Yours truly, UpBeat's erstwhile editor, has humbly accepted appointment to a term on the UNOS OPO Committee as per the announced goal of UNOS to broaden the perspective offered on the various operating committees to include more non-technical individuals concerned about the field of organ donation and transplantation. Of course, they automatically get a broader perspective here me as everything about me now is "XL".
Don Marshall

NAVY RESEARCHERS MAKE ORGAN TRANSPLANT BREAKTHROUGH

by Jan Davis, BUMED Public Affairs

WASHINGTON (NWSA) -- Navy medical researchers believe they have found a way to prevent "mismatched" transplanted organs from being rejected, thanks to new therapy that reeducates the immune system.

CAPT David M. Harlan and LCDR Allan D. Kirk, both doctors at the Navy Medical Research Institute, and other Navy researchers have developed a new medical therapy that re- educates the immune system so that it recognizes transplanted organs -- even transplanted organs that are completely mismatched -- as being the individual' s own. This "acceptance" of the organ prevents it from being rejected.

The researchers reached a significant milestone in their research when they transplanted very mismatched kidneys into two monkeys and treated them with the therapy. No other therapy, including the use of anti-rejection drugs, was administered. Six months later, the monkeys are robust and suffering virtually no side effects. The expected lifespan for monkeys with mismatched kidneys is about 21 days.

A summary of Harlan and Kirk's research is published in the Aug. 5 issue of the Proceedings of the National Academy of Science.

Harlan and Kirk's research stemmed from earlier Navy work that suggested that some immune responses could be turned "off" or "on" at will. Controlling this off or on response are T lymphocytes, or T cells, which play a key role in the immune system by fending off infectious agents. However, the T cells can also attack "invading" transplanted organs, which ultimately leads to organ rejection.

T cells are, in turn, controlled by chemicals known as co-stimulators and receptors. Harlan, Kirk and their fellow Navy researchers discovered a way to control the T cell co-stimulators and receptors to keep the immune response turned off against invaders so the T-cells won' t attack transplanted organs, no matter how mismatched.

"Our mission is to replace tissue that is damaged and provide a reliable way that a Sailor, as a result of combat, can have an organ replaced," said LCDR Kirk.

According to the United Network for Organ Sharing, which tracks organ transplant data,

almost 4,000 Americans died in 1996 as they waited for a compatible organ donor. Tens of thousands of other have decrease quality of life while they wait for an organ match or suffer from the side effects of anti-rejection drugs.

Harlan and Kirk believe that in addition to preventing organ transplant rejection, their research may provide help for immune system illnesses ranging from the relatively innocuous, such as hay fever, to severe and life-threatening, such as multiple sclerosis and lupus.

"We believe this product ... will save the lives of U.S. service men and women," said CAPT Harlan.

BRITISH DOCTORS FAVOR ANIMAL-TO-HUMAN TRANSPLANTS

London (Reuter 7/9/97) - Most British doctors think animal-to-human transplants 'should be allowed, a survey published Wednesday found..

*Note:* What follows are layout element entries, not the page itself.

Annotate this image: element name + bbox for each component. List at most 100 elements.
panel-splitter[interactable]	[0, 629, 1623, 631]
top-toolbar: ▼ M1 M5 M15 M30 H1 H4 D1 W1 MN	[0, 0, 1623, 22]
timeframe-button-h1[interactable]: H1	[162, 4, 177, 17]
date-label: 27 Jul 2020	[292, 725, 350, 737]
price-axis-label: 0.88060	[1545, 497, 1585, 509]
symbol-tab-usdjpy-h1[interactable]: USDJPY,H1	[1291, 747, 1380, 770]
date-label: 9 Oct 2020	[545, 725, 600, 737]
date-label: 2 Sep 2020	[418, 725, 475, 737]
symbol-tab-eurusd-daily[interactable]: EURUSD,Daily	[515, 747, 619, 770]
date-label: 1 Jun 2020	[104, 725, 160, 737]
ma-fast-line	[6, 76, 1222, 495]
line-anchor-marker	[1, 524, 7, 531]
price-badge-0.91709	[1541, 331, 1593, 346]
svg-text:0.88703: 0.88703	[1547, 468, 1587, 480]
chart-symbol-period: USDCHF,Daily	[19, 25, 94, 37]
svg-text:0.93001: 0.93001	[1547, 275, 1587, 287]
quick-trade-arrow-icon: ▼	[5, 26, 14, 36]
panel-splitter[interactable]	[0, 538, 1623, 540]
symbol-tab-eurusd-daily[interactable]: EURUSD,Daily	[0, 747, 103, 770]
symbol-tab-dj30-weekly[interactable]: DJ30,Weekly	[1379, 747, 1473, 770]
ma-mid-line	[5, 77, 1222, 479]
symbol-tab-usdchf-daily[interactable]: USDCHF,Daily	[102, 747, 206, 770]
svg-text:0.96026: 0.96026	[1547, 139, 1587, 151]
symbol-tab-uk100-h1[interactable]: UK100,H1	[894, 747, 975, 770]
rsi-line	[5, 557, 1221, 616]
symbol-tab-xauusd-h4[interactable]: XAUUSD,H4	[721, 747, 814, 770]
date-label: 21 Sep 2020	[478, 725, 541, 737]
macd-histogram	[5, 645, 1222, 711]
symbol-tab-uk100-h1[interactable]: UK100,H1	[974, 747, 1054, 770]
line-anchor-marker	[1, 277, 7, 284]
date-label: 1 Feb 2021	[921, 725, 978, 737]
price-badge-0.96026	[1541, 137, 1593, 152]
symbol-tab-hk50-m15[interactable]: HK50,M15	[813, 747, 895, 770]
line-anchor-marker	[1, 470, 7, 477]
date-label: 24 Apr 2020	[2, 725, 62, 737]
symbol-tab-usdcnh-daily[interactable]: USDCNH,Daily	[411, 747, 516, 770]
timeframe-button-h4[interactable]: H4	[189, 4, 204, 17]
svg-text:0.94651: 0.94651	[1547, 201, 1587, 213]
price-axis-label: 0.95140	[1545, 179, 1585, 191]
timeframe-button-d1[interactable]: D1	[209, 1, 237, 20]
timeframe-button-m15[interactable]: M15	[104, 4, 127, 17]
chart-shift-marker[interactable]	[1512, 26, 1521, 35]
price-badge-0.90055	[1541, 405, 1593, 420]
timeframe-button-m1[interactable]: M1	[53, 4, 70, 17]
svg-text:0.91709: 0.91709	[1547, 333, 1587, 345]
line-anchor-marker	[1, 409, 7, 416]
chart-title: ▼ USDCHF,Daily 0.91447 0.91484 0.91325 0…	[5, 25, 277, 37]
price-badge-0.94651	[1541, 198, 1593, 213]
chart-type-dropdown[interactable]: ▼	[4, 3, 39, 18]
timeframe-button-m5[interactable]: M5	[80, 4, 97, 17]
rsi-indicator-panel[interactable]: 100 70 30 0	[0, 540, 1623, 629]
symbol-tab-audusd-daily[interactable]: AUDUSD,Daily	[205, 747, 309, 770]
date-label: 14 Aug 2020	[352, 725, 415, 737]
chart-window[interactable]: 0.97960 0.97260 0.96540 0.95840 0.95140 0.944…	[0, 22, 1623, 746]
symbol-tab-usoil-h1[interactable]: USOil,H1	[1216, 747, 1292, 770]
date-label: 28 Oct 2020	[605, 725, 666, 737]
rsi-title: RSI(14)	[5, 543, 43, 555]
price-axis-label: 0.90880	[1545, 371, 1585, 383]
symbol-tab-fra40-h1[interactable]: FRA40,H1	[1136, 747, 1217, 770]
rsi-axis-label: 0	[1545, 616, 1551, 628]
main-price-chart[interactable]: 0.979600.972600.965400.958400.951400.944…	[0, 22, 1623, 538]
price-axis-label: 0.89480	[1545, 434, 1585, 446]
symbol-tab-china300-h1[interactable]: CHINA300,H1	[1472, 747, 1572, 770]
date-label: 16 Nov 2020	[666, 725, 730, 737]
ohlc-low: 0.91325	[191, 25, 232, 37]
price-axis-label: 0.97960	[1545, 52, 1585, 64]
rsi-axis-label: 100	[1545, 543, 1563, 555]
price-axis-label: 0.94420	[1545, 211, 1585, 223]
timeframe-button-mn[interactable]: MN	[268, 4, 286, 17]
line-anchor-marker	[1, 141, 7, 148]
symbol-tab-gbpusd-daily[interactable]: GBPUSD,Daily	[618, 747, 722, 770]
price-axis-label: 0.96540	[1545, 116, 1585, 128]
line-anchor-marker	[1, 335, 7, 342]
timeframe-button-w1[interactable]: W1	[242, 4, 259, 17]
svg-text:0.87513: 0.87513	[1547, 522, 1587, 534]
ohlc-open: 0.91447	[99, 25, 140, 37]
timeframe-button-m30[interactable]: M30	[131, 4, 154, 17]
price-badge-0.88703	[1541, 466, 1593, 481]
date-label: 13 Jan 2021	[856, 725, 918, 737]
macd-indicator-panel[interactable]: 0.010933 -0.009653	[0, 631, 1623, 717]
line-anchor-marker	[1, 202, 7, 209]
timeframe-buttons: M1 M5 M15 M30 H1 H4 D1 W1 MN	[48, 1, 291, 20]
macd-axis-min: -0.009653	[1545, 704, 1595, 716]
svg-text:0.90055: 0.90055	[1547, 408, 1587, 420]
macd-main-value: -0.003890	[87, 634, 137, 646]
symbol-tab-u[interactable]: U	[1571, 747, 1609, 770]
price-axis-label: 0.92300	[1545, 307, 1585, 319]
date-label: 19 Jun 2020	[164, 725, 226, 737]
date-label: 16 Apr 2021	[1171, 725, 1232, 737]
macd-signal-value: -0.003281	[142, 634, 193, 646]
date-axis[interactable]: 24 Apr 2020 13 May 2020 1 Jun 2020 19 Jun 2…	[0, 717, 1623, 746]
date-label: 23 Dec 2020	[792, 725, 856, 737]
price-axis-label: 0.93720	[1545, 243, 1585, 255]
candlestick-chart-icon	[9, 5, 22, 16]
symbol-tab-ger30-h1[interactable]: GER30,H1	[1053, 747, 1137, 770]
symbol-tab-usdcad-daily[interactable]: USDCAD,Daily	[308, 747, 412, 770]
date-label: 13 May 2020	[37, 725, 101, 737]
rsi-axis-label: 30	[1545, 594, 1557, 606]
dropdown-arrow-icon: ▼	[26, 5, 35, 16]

Most also believe it is all right to genetically alter animals for the sake of medical science. The survey of 250 doctors for the British Medical Association's (BMA) News Review.

And despite fears, even among experts. about the ethics of using apes and monkeys for transplant research, the doctors surveyed thought it should be allowed. The British government has declared a moratorium on all animal-to-human transplants, known as xenotransplants. until the dangers and ethics have been examined.

Last year the Nuffield Council on Bioethics, a panel made up of scientists, lawyers and ethicists, said xenotransplants would probably be all right if health and animal welfare issues were watched out for. There are fears that animal viruses could pass to humans, becoming deadly or virulent or both. The BMA's survey found that 77 percent of its regular panel of 150 hospital doctors believed xenotransplants should be allowed. Sixty-five percent approved of genetically altering animals for science and 60 percent thought it all right to experiment on primates.